The :mod:`sklearn.experimental` module was introduced in 0.21 and contains
experimental features / estimators that are subject to change without
deprecation cycle.

To create an experimental module, you can just copy and modify the content of
`enable_hist_gradient_boosting.py
<https://github.com/scikit-learn/scikit-learn/blob/master/sklearn/experimental/enable_hist_gradient_boosting.py>`_,
or
`enable_iterative_imputer.py
<https://github.com/scikit-learn/scikit-learn/blob/master/sklearn/experimental/enable_iterative_imputer.py>`_.

Note that the public import path must be to a public subpackage (like
``sklearn/ensemble`` or ``sklearn/impute``), not just a ``.py`` module.
Also, the (private) experimental features that are imported must be in a
submodule/subpackage of the public subpackage, e.g.
``sklearn/ensemble/_hist_gradient_boosting/`` or
``sklearn/impute/_iterative.py``. This is needed so that pickles still work
in the future when the features aren't experimental anymore

Please also write basic tests following those in
`test_enable_hist_gradient_boosting.py
<https://github.com/scikit-learn/scikit-learn/blob/master/sklearn/experimental/tests/test_enable_hist_gradient_boosting.py>`_.
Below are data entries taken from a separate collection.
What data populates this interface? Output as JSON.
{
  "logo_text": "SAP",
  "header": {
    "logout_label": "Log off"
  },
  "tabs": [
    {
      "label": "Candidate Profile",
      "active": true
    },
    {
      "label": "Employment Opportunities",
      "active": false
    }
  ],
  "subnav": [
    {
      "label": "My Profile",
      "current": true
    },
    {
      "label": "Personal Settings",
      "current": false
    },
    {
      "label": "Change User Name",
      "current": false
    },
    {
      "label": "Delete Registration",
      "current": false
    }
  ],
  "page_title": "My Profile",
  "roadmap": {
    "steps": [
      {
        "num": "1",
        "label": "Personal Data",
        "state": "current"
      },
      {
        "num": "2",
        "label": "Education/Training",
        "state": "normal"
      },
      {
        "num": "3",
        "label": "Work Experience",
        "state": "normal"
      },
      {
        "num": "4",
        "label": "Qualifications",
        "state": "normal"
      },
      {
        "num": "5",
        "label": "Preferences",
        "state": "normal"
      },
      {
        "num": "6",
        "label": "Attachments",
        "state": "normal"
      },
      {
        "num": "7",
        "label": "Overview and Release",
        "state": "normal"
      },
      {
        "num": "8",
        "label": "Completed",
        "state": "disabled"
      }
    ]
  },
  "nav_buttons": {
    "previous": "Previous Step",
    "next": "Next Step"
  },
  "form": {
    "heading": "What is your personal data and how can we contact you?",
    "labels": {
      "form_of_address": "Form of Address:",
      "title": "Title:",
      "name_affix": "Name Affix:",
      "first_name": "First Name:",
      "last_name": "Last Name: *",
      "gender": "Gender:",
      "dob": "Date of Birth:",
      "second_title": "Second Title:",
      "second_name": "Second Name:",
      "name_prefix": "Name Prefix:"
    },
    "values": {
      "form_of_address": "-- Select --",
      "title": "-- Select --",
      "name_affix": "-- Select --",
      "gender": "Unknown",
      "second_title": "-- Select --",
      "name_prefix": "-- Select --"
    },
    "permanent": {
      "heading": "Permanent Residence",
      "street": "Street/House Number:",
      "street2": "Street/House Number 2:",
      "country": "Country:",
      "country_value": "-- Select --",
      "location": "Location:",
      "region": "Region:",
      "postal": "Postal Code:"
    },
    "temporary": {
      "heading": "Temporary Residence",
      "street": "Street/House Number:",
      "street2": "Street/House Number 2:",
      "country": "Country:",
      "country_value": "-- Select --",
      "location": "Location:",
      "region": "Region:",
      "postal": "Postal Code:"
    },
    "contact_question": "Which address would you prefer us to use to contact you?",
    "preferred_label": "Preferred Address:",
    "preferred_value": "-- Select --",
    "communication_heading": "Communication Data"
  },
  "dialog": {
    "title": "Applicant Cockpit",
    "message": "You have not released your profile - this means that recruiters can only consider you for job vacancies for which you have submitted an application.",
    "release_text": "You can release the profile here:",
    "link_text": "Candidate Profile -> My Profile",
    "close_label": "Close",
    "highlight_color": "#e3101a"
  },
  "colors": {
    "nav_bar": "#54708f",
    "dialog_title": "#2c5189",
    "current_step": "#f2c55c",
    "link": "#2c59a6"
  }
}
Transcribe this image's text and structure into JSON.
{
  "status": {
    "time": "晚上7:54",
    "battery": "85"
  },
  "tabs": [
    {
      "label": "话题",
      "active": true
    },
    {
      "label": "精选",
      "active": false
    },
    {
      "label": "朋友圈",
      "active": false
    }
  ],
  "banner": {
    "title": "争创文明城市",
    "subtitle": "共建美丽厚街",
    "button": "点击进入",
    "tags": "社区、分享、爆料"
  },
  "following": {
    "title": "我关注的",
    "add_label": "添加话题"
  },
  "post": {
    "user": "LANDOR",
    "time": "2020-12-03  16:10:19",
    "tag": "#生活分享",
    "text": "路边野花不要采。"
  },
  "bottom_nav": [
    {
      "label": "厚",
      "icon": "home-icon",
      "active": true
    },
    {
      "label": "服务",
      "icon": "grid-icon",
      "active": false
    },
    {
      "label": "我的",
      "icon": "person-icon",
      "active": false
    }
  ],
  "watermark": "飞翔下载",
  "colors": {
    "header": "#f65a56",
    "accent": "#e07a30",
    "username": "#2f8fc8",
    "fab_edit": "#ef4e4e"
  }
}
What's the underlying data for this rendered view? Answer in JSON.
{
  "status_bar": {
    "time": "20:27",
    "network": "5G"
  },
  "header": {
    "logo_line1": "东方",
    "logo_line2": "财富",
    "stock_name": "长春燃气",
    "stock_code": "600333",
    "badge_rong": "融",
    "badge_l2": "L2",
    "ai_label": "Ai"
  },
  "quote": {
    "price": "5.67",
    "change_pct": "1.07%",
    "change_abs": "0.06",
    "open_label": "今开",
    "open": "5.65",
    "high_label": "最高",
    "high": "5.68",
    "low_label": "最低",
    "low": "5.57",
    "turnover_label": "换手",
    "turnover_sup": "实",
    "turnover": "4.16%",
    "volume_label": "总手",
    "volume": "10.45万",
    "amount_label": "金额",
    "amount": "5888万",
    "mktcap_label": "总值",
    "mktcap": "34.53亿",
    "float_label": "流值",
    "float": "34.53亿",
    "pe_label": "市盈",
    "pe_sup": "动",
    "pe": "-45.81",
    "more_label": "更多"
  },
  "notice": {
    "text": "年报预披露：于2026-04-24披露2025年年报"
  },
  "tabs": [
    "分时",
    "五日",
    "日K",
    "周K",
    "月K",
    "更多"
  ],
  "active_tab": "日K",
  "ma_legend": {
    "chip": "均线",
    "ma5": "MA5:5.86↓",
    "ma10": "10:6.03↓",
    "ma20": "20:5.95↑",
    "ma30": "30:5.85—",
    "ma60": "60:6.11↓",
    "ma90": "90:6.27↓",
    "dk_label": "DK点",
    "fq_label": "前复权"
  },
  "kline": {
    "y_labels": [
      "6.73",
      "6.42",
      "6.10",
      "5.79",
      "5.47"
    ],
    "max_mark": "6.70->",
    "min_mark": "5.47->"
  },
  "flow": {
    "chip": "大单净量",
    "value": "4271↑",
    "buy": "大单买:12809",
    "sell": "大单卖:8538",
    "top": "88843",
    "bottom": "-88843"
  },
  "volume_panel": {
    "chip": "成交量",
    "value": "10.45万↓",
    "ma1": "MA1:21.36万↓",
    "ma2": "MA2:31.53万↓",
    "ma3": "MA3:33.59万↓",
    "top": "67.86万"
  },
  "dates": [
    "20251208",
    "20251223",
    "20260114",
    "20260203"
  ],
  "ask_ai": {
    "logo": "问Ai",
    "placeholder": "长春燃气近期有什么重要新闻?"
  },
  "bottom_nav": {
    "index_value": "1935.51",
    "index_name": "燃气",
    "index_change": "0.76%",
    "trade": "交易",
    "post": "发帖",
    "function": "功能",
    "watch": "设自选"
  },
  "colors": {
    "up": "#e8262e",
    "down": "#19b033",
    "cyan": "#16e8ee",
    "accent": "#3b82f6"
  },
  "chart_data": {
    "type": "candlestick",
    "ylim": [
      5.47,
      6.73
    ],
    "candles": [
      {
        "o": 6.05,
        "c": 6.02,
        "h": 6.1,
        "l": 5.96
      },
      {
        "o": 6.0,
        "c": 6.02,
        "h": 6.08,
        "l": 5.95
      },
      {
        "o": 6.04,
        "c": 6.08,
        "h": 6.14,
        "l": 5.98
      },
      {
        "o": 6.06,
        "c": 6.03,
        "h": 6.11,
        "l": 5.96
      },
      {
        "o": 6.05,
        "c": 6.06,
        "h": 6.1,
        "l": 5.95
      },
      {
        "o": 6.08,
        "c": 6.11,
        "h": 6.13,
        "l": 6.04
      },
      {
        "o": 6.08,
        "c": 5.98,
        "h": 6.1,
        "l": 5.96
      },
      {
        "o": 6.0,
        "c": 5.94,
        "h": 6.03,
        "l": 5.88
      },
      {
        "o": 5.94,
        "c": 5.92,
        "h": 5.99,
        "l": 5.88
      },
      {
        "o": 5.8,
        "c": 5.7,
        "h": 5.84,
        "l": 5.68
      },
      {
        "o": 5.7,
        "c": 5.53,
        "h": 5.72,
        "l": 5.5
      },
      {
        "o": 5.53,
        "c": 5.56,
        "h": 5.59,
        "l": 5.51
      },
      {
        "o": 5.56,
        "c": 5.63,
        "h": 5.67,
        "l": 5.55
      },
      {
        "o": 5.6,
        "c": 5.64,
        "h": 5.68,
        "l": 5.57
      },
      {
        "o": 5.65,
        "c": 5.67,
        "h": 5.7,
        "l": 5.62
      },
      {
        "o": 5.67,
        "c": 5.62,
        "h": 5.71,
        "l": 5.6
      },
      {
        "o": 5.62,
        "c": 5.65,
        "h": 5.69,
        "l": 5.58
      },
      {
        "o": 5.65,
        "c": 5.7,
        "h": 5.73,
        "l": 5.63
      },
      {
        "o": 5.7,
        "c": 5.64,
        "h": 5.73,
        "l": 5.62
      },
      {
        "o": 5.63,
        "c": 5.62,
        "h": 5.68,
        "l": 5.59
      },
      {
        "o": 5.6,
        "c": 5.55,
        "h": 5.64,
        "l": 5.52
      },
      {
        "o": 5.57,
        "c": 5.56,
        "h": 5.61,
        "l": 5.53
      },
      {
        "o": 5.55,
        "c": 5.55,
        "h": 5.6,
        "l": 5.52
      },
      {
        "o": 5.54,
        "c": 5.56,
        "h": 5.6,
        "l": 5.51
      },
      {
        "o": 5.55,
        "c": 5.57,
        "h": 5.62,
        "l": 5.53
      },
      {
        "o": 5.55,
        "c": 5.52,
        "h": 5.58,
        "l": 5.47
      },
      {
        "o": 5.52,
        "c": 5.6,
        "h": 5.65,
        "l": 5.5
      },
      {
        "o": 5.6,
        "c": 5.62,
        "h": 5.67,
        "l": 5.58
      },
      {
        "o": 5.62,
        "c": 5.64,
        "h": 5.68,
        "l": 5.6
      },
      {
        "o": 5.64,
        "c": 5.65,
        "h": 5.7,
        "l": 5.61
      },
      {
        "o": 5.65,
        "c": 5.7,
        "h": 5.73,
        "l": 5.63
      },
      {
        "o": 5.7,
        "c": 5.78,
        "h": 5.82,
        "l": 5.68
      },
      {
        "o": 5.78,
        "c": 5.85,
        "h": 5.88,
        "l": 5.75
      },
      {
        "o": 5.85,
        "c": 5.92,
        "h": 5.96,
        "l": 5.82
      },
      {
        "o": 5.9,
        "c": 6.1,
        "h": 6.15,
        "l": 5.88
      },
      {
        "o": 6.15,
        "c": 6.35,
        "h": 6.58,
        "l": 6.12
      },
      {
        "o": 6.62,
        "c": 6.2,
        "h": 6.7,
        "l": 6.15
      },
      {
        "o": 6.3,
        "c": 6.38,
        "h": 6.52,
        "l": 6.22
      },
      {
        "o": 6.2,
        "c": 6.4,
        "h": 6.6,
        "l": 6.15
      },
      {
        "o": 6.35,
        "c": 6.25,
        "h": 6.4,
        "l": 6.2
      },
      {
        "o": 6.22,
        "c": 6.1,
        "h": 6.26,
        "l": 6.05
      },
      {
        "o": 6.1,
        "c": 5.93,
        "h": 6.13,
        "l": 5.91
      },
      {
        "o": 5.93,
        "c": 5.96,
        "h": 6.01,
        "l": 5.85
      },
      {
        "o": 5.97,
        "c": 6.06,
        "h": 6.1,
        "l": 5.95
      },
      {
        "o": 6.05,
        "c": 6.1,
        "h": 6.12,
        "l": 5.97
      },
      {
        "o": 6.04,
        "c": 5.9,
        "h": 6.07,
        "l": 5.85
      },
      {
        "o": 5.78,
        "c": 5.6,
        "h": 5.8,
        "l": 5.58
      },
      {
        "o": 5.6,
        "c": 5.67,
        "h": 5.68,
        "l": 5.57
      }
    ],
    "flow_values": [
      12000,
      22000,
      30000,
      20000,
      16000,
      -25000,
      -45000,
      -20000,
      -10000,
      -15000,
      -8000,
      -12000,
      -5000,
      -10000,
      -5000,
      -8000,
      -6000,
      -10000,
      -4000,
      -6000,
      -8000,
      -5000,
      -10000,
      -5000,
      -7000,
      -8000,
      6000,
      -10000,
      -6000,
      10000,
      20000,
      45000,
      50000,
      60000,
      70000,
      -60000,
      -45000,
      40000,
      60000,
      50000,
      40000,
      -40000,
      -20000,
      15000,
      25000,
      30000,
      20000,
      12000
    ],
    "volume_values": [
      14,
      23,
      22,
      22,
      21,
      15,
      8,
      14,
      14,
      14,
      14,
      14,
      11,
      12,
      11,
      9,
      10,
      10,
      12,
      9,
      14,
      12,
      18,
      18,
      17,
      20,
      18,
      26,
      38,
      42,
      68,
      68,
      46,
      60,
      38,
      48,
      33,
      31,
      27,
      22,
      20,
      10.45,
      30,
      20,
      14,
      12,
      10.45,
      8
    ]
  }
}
Make sure every user-facing code you write explicitly mentions that the feature
is experimental, and add a ``# noqa`` comment to avoid pep8-related warnings::

    # To use this experimental feature, we need to explicitly ask for it:
    from sklearn.experimental import enable_hist_gradient_boosting  # noqa
    from sklearn.ensemble import HistGradientBoostingRegressor

For the docs to render properly, please also import
``enable_my_experimental_feature`` in ``doc/conf.py``, else sphinx won't be
able to import the corresponding modules. Note that using ``from
sklearn.experimental import *`` **does not work**.

Note that some experimental classes / functions are not included in the
:mod:`sklearn.experimental` module: ``sklearn.datasets.fetch_openml``.